Ce sous-investissement structurel des pouvoirs publics à Mayotte nous rend aveugles. Là-bas, l’Etat avance à tâtons, sans connaître ni la population, ni la réalité du territoire. Faute de pouvoir estimer le nombre d’habitants, on est dans l’incapacité de calibrer l’action des pouvoirs publics au regard des besoins des Mahorais. Même plus de deux mois après la catastrophe Chido, le bilan humain n’est pas connu avec précision. J’ai entendu la promesse d’un recensement qui va bientôt être lancé. N’est-ce pas contradictoire de le faire après la loi Programme, qui vise justement à « planifier à hauteur des besoins » ? La réalité, c’est que l’Etat n’a pas agit à hauteur des besoins de son 101ème département, et qu’il a laissé grossir les problèmes. L’économie informelle et l’habitat insalubre ne se sont pas installés dans l’archipel, malgré la présence des pouvoirs publics. Ils ont, au contraire, grossi de leur absence de capacités adaptées et la question reste posée, de volonté de changer la donne. J’ai beaucoup d’estime pour les services de l’Etat et les fonctionnaires que j’ai rencontrés et qui essaient d’agir sur place, autant que possible. Mais on ne peut administrer un territoire – a fortiori un archipel avec une situation aussi complexe que Mayotte – avec la seule bonne volonté des agents. Ce travail est voué à l’échec s’il n’est pas accolé à un vrai effort de l’Etat central d’investissement, de présence, d’accompagnement effectif.

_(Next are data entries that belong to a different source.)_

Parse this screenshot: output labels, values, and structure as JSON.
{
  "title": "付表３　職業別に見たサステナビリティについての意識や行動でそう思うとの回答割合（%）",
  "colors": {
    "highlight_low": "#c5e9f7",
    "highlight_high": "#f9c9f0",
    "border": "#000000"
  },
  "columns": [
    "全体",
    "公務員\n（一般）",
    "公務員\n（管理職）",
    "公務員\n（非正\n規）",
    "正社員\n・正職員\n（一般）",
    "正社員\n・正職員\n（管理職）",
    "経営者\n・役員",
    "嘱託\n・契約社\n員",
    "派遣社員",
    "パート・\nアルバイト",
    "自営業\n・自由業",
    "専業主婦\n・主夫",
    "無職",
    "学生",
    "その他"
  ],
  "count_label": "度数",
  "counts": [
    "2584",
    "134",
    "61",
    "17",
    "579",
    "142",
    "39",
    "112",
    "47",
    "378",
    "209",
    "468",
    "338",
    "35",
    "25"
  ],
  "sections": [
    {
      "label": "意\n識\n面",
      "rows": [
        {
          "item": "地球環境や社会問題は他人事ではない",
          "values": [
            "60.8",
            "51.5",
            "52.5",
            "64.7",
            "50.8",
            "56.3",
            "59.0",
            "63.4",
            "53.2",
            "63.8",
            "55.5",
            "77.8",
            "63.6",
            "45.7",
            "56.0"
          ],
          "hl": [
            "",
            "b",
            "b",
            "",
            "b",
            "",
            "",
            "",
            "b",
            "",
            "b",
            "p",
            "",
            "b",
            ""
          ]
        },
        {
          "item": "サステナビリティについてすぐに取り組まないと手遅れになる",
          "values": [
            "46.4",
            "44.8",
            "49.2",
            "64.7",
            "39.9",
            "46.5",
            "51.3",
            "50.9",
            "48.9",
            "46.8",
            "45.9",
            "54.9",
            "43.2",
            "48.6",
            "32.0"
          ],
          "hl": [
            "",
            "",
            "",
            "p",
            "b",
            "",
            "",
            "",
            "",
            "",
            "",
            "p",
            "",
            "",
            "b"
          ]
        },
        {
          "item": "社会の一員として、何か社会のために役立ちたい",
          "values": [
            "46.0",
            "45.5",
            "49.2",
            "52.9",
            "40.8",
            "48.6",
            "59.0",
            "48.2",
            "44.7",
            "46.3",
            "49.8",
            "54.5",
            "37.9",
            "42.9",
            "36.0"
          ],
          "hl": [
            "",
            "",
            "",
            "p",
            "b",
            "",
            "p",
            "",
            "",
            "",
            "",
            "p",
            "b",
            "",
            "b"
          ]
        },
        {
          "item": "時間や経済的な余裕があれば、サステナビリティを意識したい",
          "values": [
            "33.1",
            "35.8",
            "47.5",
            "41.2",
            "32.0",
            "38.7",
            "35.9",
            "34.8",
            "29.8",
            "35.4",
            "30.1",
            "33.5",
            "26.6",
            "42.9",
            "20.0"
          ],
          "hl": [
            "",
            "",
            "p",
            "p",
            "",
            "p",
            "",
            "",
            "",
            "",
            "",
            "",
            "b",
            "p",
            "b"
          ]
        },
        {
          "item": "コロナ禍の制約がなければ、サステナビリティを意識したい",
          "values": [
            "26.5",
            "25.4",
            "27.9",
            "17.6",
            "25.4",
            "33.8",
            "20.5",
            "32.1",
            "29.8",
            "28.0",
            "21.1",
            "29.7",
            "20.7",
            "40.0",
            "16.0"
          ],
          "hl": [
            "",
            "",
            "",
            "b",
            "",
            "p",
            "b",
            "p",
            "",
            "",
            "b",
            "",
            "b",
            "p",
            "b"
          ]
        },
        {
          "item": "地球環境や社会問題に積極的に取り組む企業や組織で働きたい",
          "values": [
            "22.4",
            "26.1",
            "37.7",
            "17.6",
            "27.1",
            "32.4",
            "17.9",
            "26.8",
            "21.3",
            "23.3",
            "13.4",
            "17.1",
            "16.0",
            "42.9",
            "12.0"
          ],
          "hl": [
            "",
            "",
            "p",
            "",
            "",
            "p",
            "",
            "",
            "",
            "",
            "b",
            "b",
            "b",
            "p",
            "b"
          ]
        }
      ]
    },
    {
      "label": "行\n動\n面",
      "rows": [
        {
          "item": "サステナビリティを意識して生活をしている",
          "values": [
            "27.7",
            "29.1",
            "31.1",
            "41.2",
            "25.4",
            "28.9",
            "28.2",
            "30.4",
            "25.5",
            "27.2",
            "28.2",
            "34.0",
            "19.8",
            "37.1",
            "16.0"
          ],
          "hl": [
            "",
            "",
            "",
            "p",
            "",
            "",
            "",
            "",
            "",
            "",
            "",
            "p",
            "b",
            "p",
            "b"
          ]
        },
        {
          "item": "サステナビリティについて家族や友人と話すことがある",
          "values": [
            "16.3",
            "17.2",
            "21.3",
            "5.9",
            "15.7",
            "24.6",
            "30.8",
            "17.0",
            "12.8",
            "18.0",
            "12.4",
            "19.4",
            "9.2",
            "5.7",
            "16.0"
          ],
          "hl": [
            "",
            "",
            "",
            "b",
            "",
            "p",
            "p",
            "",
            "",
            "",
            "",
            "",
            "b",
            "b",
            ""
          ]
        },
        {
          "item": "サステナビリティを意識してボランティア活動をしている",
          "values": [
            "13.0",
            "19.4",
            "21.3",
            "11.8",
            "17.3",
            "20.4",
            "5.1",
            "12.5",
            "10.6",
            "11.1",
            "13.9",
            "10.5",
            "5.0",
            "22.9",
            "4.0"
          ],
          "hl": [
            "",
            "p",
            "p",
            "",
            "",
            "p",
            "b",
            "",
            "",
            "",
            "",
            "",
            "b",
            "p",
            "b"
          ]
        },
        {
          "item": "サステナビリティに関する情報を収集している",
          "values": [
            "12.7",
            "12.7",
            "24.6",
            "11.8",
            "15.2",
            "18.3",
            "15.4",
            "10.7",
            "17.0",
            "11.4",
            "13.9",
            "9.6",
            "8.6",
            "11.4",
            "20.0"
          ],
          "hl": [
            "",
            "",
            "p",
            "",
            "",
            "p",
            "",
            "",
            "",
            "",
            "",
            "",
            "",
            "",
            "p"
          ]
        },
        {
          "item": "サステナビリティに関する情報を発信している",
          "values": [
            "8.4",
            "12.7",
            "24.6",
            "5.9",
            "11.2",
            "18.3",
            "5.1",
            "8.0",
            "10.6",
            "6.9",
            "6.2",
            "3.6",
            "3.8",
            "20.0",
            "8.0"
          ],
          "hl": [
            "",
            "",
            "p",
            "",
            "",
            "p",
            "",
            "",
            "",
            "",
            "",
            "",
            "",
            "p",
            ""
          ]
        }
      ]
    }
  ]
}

Le cyclone Chido, en balayant Mayotte, a révélé au monde ses vulnérabilités. L’absence de vie digne pour les Mahorais est devenue une habitude que nous devons conjurer à tout prix. Cela suppose de regarder en face la situation, telle qu’elle est. Cela nous amènera dans une prochaine note à traiter de la pauvreté dans l’île et de la réalité économique.